Many women displaced from black communities seek refuge in Cali, southwestern Colombia’s biggest city. Erlendy Cuero, vice-president of the National Association of Displaced Afro-descendants (Afrodes), fled Buenaventura in 2000 when her father was murdered, she was sexually assaulted, and her house was destroyed in a land dispute.
Cuero told Amnesty International she has suffered constant threats, harassment and break-ins at her modest redbrick home on the outskirts of Cali. Despite this, the government rejected her requests for protection until her brother Bernardo Cuero—another prominent human rights defender and Afrodes leader—was shot dead in 2017.
The authorities had provided Bernardo with protective measures but withdrew them against his wishes months before he was killed, having decided he was no longer at risk. Nine months later, gunmen also killed Bernardo’s son, Javier Cuero. Erlendy Cuero’s 21-year-old son, Alex, has been targeted too. He survived a shooting in 2016 and narrowly avoided a stabbing last year when his pet pit-bull fought off the assailant. Cuero believes the attacks against her family were a message to her to “keep quiet or we’ll hit you where it hurts the most.”
Francia Márquez, a Goldman prize-winning environmentalist, is also living in Cali after being displaced from her home in La Toma, a rural area two hours to the south, when gunmen came looking for her in 2014. Márquez told Amnesty International she began receiving threatening letters and phone calls in 2010, when she was defending La Toma against the devastating environmental and social impact of illegal mining. That year she won a case in Colombia’s Constitutional Court, which suspended concessions in the area belonging to the multinational AngloGold Ashanti.

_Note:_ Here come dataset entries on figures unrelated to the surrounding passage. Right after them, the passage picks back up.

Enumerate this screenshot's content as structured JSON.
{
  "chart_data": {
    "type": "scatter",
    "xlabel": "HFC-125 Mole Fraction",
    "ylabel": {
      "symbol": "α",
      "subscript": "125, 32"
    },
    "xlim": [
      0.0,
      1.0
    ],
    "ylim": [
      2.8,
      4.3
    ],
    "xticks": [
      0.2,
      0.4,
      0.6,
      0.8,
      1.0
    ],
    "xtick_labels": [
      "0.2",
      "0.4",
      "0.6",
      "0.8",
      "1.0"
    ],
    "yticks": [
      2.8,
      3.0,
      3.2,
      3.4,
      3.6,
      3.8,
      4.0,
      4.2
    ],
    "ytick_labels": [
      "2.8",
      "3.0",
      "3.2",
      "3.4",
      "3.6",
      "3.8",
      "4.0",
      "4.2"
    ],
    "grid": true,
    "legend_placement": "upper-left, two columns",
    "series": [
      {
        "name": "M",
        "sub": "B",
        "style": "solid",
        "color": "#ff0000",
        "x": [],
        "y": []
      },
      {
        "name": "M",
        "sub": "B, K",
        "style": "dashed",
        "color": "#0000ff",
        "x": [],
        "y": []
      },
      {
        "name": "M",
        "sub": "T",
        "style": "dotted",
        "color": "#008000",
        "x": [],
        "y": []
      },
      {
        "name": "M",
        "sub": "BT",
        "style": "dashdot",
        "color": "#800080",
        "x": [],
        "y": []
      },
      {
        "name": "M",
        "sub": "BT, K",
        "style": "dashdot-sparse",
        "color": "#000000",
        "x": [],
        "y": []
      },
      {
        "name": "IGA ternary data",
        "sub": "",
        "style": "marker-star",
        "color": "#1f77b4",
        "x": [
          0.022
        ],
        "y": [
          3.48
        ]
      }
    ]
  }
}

“The armed groups said they were declaring us a military objective because we were blocking the entrance of multinationals and obstructing development. What development? Who’s the development for if my community doesn’t have clean water and we’re drinking water poisoned by mercury from the mining?” Márquez asks. “I can live without gold and jewels. I can’t live without water or food.” AngloGold has denied any link to the threats against Márquez and denounced a recent attempt on her life, when armed men opened fire and threw grenades at her during a meeting of black leaders at a farmhouse in May.

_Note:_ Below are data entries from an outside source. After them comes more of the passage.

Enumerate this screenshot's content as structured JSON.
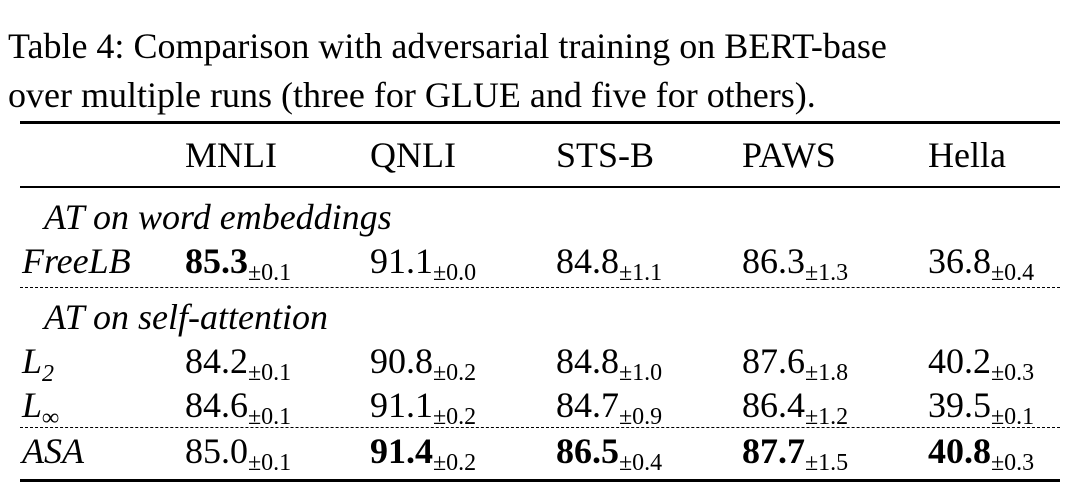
{
  "caption": [
    "Table 4: Comparison with adversarial training on BERT-base",
    "over multiple runs (three for GLUE and five for others)."
  ],
  "table": {
    "columns": [
      "MNLI",
      "QNLI",
      "STS-B",
      "PAWS",
      "Hella"
    ],
    "sections": [
      {
        "title": "AT on word embeddings",
        "rows": [
          {
            "label": "FreeLB",
            "cells": [
              {
                "value": "85.3",
                "std": "±0.1",
                "bold": true
              },
              {
                "value": "91.1",
                "std": "±0.0",
                "bold": false
              },
              {
                "value": "84.8",
                "std": "±1.1",
                "bold": false
              },
              {
                "value": "86.3",
                "std": "±1.3",
                "bold": false
              },
              {
                "value": "36.8",
                "std": "±0.4",
                "bold": false
              }
            ]
          }
        ]
      },
      {
        "title": "AT on self-attention",
        "rows": [
          {
            "label": "L",
            "label_sub": "2",
            "cells": [
              {
                "value": "84.2",
                "std": "±0.1",
                "bold": false
              },
              {
                "value": "90.8",
                "std": "±0.2",
                "bold": false
              },
              {
                "value": "84.8",
                "std": "±1.0",
                "bold": false
              },
              {
                "value": "87.6",
                "std": "±1.8",
                "bold": false
              },
              {
                "value": "40.2",
                "std": "±0.3",
                "bold": false
              }
            ]
          },
          {
            "label": "L",
            "label_sub": "∞",
            "cells": [
              {
                "value": "84.6",
                "std": "±0.1",
                "bold": false
              },
              {
                "value": "91.1",
                "std": "±0.2",
                "bold": false
              },
              {
                "value": "84.7",
                "std": "±0.9",
                "bold": false
              },
              {
                "value": "86.4",
                "std": "±1.2",
                "bold": false
              },
              {
                "value": "39.5",
                "std": "±0.1",
                "bold": false
              }
            ]
          },
          {
            "label": "ASA",
            "separator_above": true,
            "cells": [
              {
                "value": "85.0",
                "std": "±0.1",
                "bold": false
              },
              {
                "value": "91.4",
                "std": "±0.2",
                "bold": true
              },
              {
                "value": "86.5",
                "std": "±0.4",
                "bold": true
              },
              {
                "value": "87.7",
                "std": "±1.5",
                "bold": true
              },
              {
                "value": "40.8",
                "std": "±0.3",
                "bold": true
              }
            ]
          }
        ]
      }
    ]
  }
}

Many human rights defenders do not survive such attacks. In June, assassins on a motorcycle shot dead María Hurtado, another Afro leader, in the town of Tierralta. Hurtado had defended her community in a land dispute and had recently denounced threats from paramilitaries.
Instead of being assigned flawed protective measures on an individual and inconsistent basis, Colombia’s human rights defenders need comprehensive collective measures tailored to the specific needs of their communities and developed in accordance with their wishes. The government must also work to eradicate the corruption, impunity and stigmatization that fuel the marginalization and exploitation of Afro communities and the killings of those who defend their rights.
Undeterred by the threats against her, Márquez insists that women have a key role to play in the defense of human rights because their “caring instinct” drives them to protect not only their children, but also their territory, the environment and the people in their communities.
“We need to feminize politics and fill humanity with maternal love,” she says. “War has always been driven by machismo, by the patriarchy and by business between men. I think these men need to stop being so aggressive in life and think about feminizing themselves.”